Important moments in this process were the formation of the parliamentary commissions to investigate how much of Greece’s massive public debt burden is noxious as well as the reparations owed to Greece from the devastation and pillage of the country arising from the Nazi occupation (calculated at €287.7 billion).

On May 1, the Germany’s president Joachim Gauck, breaking with the German government consensus of denying any validity to the Greek claim, said: “We are not only people who are living in this day and age but we're also the descendants of those who left behind a trail of destruction in Europe during World War II—in Greece, among other places, where we shamefully knew little about it for so long. It's the right thing to do for a history-conscious country like ours to consider what possibilities there might be for reparations."

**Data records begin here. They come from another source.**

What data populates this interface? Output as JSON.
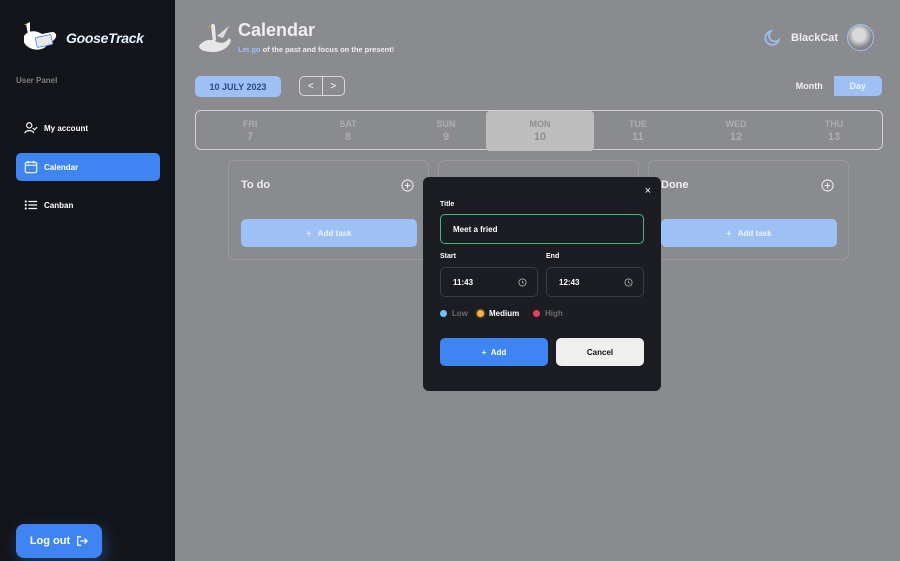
{
  "app": {
    "name": "GooseTrack"
  },
  "sidebar": {
    "panel_label": "User Panel",
    "items": [
      {
        "label": "My account",
        "icon": "user-check-icon"
      },
      {
        "label": "Calendar",
        "icon": "calendar-icon"
      },
      {
        "label": "Canban",
        "icon": "list-icon"
      }
    ],
    "logout_label": "Log out"
  },
  "header": {
    "title": "Calendar",
    "subtitle_accent": "Let go",
    "subtitle_rest": " of the past and focus on the present!",
    "username": "BlackCat"
  },
  "toolbar": {
    "date": "10 JULY 2023",
    "prev": "<",
    "next": ">",
    "view_month": "Month",
    "view_day": "Day"
  },
  "week": [
    {
      "day": "FRI",
      "num": "7"
    },
    {
      "day": "SAT",
      "num": "8"
    },
    {
      "day": "SUN",
      "num": "9"
    },
    {
      "day": "MON",
      "num": "10"
    },
    {
      "day": "TUE",
      "num": "11"
    },
    {
      "day": "WED",
      "num": "12"
    },
    {
      "day": "THU",
      "num": "13"
    }
  ],
  "columns": [
    {
      "title": "To do",
      "add_label": "Add task"
    },
    {
      "title": "Done",
      "add_label": "Add task"
    }
  ],
  "modal": {
    "close": "×",
    "title_label": "Title",
    "title_value": "Meet a fried",
    "start_label": "Start",
    "start_value": "11:43",
    "end_label": "End",
    "end_value": "12:43",
    "priorities": [
      {
        "label": "Low",
        "color": "#72c2f8"
      },
      {
        "label": "Medium",
        "color": "#f3b249"
      },
      {
        "label": "High",
        "color": "#ea3d65"
      }
    ],
    "selected_priority": "Medium",
    "add_label": "Add",
    "cancel_label": "Cancel"
  },
  "colors": {
    "accent": "#3e85f3",
    "sidebar_bg": "#13151a",
    "title_border": "#3cbc81"
  }
}
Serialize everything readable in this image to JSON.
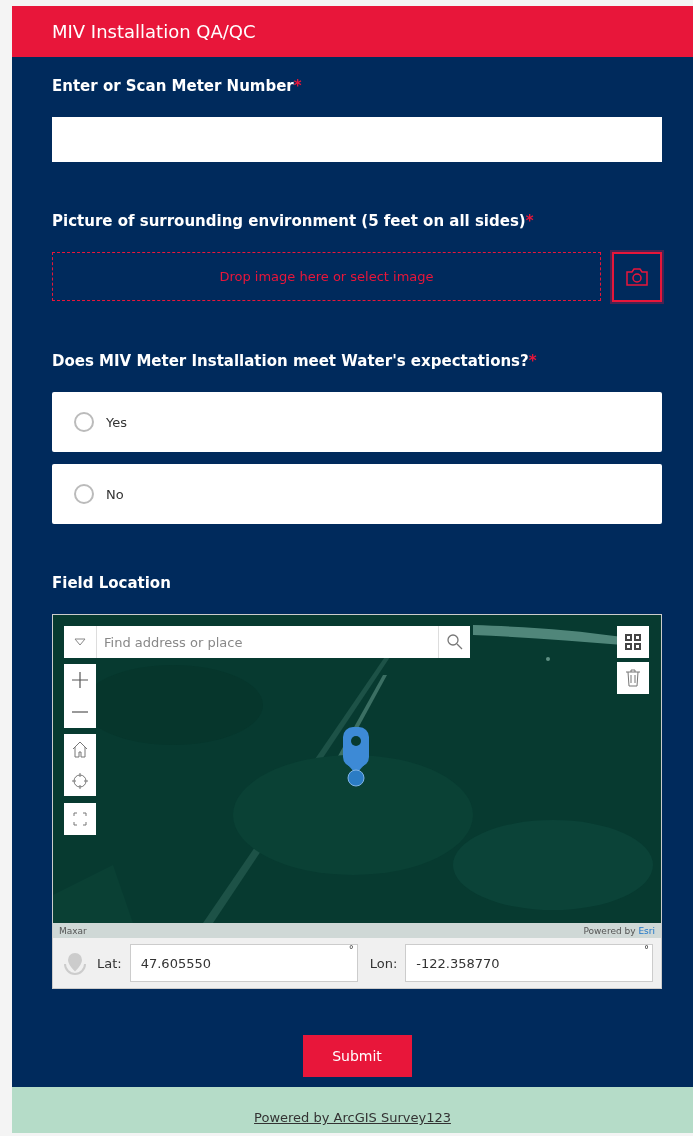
{
  "header": {
    "title": "MIV Installation QA/QC"
  },
  "questions": [
    {
      "kind": "text",
      "label": "Enter or Scan Meter Number",
      "required_mark": "*"
    },
    {
      "label": "Picture of surrounding environment (5 feet on all sides)",
      "required_mark": "*",
      "drop_text": "Drop image here or select image"
    },
    {
      "kind": "choice",
      "label": "Does MIV Meter Installation meet Water's expectations?",
      "required_mark": "*",
      "options": [
        {
          "label": "Yes",
          "selected": false
        },
        {
          "label": "No",
          "selected": false
        }
      ]
    },
    {
      "kind": "map",
      "label": "Field Location",
      "search_placeholder": "Find address or place",
      "attribution": "Maxar",
      "powered_by": "Powered by",
      "powered_link": "Esri",
      "lat_label": "Lat:",
      "lat": "47.605550",
      "lat_unit": "°",
      "lon_label": "Lon:",
      "lon": "-122.358770",
      "lon_unit": "°"
    }
  ],
  "submit": "Submit",
  "footer": "Powered by ArcGIS Survey123"
}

On April 29, Greek parliamentary speaker Zoe Constantopoulou announced that she intends to reopen investigations into two high-profile corruption cases. She issued an order for the transparency committee to re-examine the cases of the Siemens bribe scandal (where Greek defence officials are alleged to have taken bribes in order to grant the German firm submarine contracts) and the “Lagarde list” of suspected Greek tax evaders, passed on to the Greek government by Christine Lagarde when she was French finance minister (2010) and never acted on.

Conclusion

The SYRIZA-led government is in a struggle for its life against enormously powerful enemies. It is doing all that it can to implement the mandate on which it was elected on January 25, 2015, and the fact that popular support for it is holding up in the face of enormous pressure is a tribute to this commitment.

On February 15, when the new government was involved in difficult negotiations with its creditors for the bridging loan that was finally agreed on February 20, more than 200 demonstrations of solidarity with Greece took place, across Europe and elsewhere.

A repeat of that effort, on an even bigger scale, will in all probability soon be needed.

[Dick Nichols is Green Left Weekly and Links International Journal of Socialist Renewal’s European correspondent, based in Barcelona. A shorter, earlier version of this article first appeared in Green Left Weekly.]